4. Machine learning: targeted, high-value applications
Phygii applies machine learning selectively, where it can materially improve speed, scale, or consistency.
A primary use case today is asset identification and brand compliance.
For example:
- Identifying specific fixtures across thousands of stores
- Detecting brand inconsistencies (e.g., outdated signage, non-compliant layouts)
- Narrowing large image datasets to relevant subsets before human review
The workflow is intentionally hybrid:
- The structured data model reduces noise (e.g., filtering by asset type or area)
- Machine learning identifies likely matches or anomalies
- Domain experts validate and refine the outputs
“This human-in-the-loop approach is critical,” according to Juusola. “It ensures that outputs are not just automated, but trusted. In many cases, the value comes from reducing the problem space by 80 to 90%, allowing experts to focus on validation rather than discovery.”

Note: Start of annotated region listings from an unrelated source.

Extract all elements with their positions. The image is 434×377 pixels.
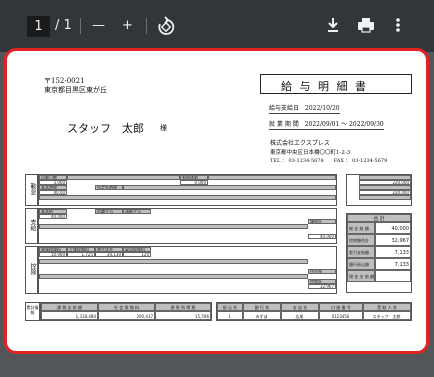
cell: 120 <box>123 252 151 257</box>
attendance-section-label: 勤怠 <box>25 174 38 206</box>
cell <box>123 185 336 190</box>
cell: 広尾 <box>281 311 319 320</box>
summary-header: 合 計 <box>347 214 411 222</box>
attendance-label: 勤怠 <box>29 183 36 195</box>
print-icon <box>358 18 374 33</box>
cell: 1 <box>217 311 243 320</box>
summary-label: 現 金 支 給 額 <box>347 270 375 282</box>
honorific: 様 <box>160 124 167 132</box>
payment-table: 基本給 40,000 役職手当 通勤手当 課税計 40,000 <box>38 208 337 244</box>
print-button[interactable] <box>357 16 375 36</box>
payment-section-label: 支給 <box>25 208 38 244</box>
pay-date: 給与支給日 2022/10/20 <box>269 105 340 114</box>
zoom-in-button[interactable]: + <box>122 16 133 36</box>
cell: 10,900 <box>39 252 67 257</box>
bank-table: 振 込 先 銀 行 名 支 店 名 口 座 番 号 受 取 人 名 1 みずほ … <box>216 302 412 321</box>
right-info-box: 220,000 220,000 <box>346 174 412 206</box>
cumulative-label: 累計情報 <box>26 305 39 315</box>
highlight-frame: 〒152-0021 東京都目黒区東が丘 スタッフ 太郎 様 給 与 明 細 書 … <box>4 48 429 354</box>
work-period: 就 業 期 間 2022/09/01 ～ 2022/09/30 <box>269 121 384 130</box>
pdf-toolbar: 1 / 1 — + <box>0 0 434 52</box>
zoom-out-button[interactable]: — <box>92 16 105 36</box>
summary-label: 差引支給額 <box>347 246 375 258</box>
cell: 支 店 名 <box>281 303 319 311</box>
cell: 住民税 <box>308 269 336 274</box>
more-options-button[interactable] <box>395 16 401 36</box>
cell: 社 会 保 険 料 <box>98 303 155 311</box>
summary-value: 7,133 <box>375 258 411 270</box>
summary-value: 40,000 <box>375 222 411 234</box>
document-title: 給 与 明 細 書 <box>281 80 368 93</box>
company-name: 株式会社エクスプレス <box>270 140 330 147</box>
cumulative-label-box: 累計情報 <box>25 302 40 321</box>
deduction-label: 控除 <box>29 263 36 275</box>
more-vert-icon <box>396 18 400 32</box>
cell <box>67 175 180 180</box>
page-number-input[interactable]: 1 <box>27 16 50 37</box>
cell: 1,318,480 <box>41 311 98 320</box>
cell: 銀 行 名 <box>243 303 281 311</box>
cell <box>39 274 308 279</box>
cell: 課 税 支 給 額 <box>41 303 98 311</box>
page-total: / 1 <box>55 18 72 33</box>
summary-label: 控除額合計 <box>347 234 375 246</box>
deduction-table: 健康保険料 10,900 介護保険料 1,725 厚生年金 20,130 雇用保… <box>38 246 337 294</box>
cell: 40,000 <box>308 234 336 239</box>
cell: 15,596 <box>155 311 211 320</box>
summary-label: 総 支 給 額 <box>347 222 375 234</box>
cell: 40,000 <box>39 214 67 219</box>
deduction-section-label: 控除 <box>25 246 38 294</box>
payslip-page: 〒152-0021 東京都目黒区東が丘 スタッフ 太郎 様 給 与 明 細 書 … <box>13 56 423 349</box>
cell: スタッフ 太郎 <box>363 311 411 320</box>
recipient-name: スタッフ 太郎 <box>67 122 144 135</box>
cell: 32,967 <box>308 284 336 289</box>
cell: 受 取 人 名 <box>363 303 411 311</box>
cell <box>39 195 336 200</box>
cell: 振 込 先 <box>217 303 243 311</box>
cell <box>39 259 308 264</box>
download-icon <box>328 18 338 32</box>
cell: 課税計 <box>308 219 336 224</box>
recipient-address: 東京都目黒区東が丘 <box>44 86 107 94</box>
cell: 200,437 <box>98 311 155 320</box>
toolbar-divider <box>80 18 81 34</box>
cell: みずほ <box>243 311 281 320</box>
cell: 源 泉 所 得 税 <box>155 303 211 311</box>
summary-value: 7,133 <box>375 246 411 258</box>
company-address: 東京都中央区日本橋〇〇町1-2-3 <box>270 150 351 156</box>
rotate-button[interactable] <box>157 16 175 36</box>
summary-value <box>375 270 411 282</box>
toolbar-divider <box>146 18 147 34</box>
cell <box>208 175 336 180</box>
cell: 0123456 <box>319 311 363 320</box>
cumulative-table: 課 税 支 給 額 社 会 保 険 料 源 泉 所 得 税 1,318,480 … <box>40 302 212 321</box>
payment-label: 支給 <box>29 219 36 231</box>
company-phone: TEL ： 03-1234-5678 FAX ： 03-1234-5679 <box>270 158 388 164</box>
cell <box>359 195 411 200</box>
cell: 通勤手当 <box>123 209 151 214</box>
summary-label: 銀行振込額 <box>347 258 375 270</box>
cell: 役職手当 <box>95 209 123 214</box>
cell: 20,130 <box>95 252 123 257</box>
rotate-icon <box>158 16 175 35</box>
summary-table: 合 計 総 支 給 額 40,000 控除額合計 32,967 差引支給額 7,… <box>346 213 412 293</box>
cell: 所定外時間 <box>95 185 123 190</box>
cell: 口 座 番 号 <box>319 303 363 311</box>
cell: 1,725 <box>67 252 95 257</box>
download-button[interactable] <box>326 16 340 36</box>
attendance-table: 出勤日数 3.000 有給休暇 0.000 基本時間 40.00 所定外時間 <box>38 174 337 206</box>
summary-value: 32,967 <box>375 234 411 246</box>
cell <box>39 224 308 229</box>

This is how processes that previously took months (such as large-scale brand compliance reviews) can be reduced to days.
5. Knowledge layer: connecting internal and external context
An important area of expansion is the knowledge layer, which connects internal asset data with external reference information.
This enables more complex questions, such as:
- Understanding lifecycle expectations based on asset type and age
- Incorporating external standards (e.g., ADA requirements, brand guidelines)
- Relating asset condition to performance or risk indicators
Today, this capability is emerging and applied selectively. Over time, it will expand the types of questions that can be answered without requiring manual data joins or custom analysis.
6. Orchestration and query handling
From a system perspective, Phygii uses API-driven orchestration to handle queries and data access.
Key components include:
- Query translation (mapping user questions to structured data queries)
- Context management (ensuring responses align with user role and intent)
- Controlled use of generative AI for interpreting and returning results
A key design principle is minimizing hallucination risk. Outputs are grounded in the underlying data model, and users can trace insights back to source data when needed.
7. Security and data governance
Phygii is designed with enterprise data controls in mind:
- Single sign-on (SSO)
- Role-based access control (RBAC)
- Logical data separation between clients
- Encryption and ongoing alignment with SOC 2 standards
Importantly, customer data is used to generate insights for that customer, not to train generalized models across clients.
8. Why structure comes before AI
The most important takeaway is this: Phygii does not rely on AI to create order from chaos. It creates order first.
By structuring property data into a consistent, reusable model, Phygii enables machine learning and analytics to operate on clean, contextualized inputs. That is what allows teams to:
- Reduce surprises during acquisition and construction
- Improve planning accuracy and reduce change orders
- Maintain brand and operational consistency at scale
- Move faster with greater confidence across the lifecycle
As integration points expand and portfolio-level analysis matures, that foundation will support increasingly advanced use cases.
But today, the value is already clear: validated truth, structured for reuse, and transformed into trusted intelligence.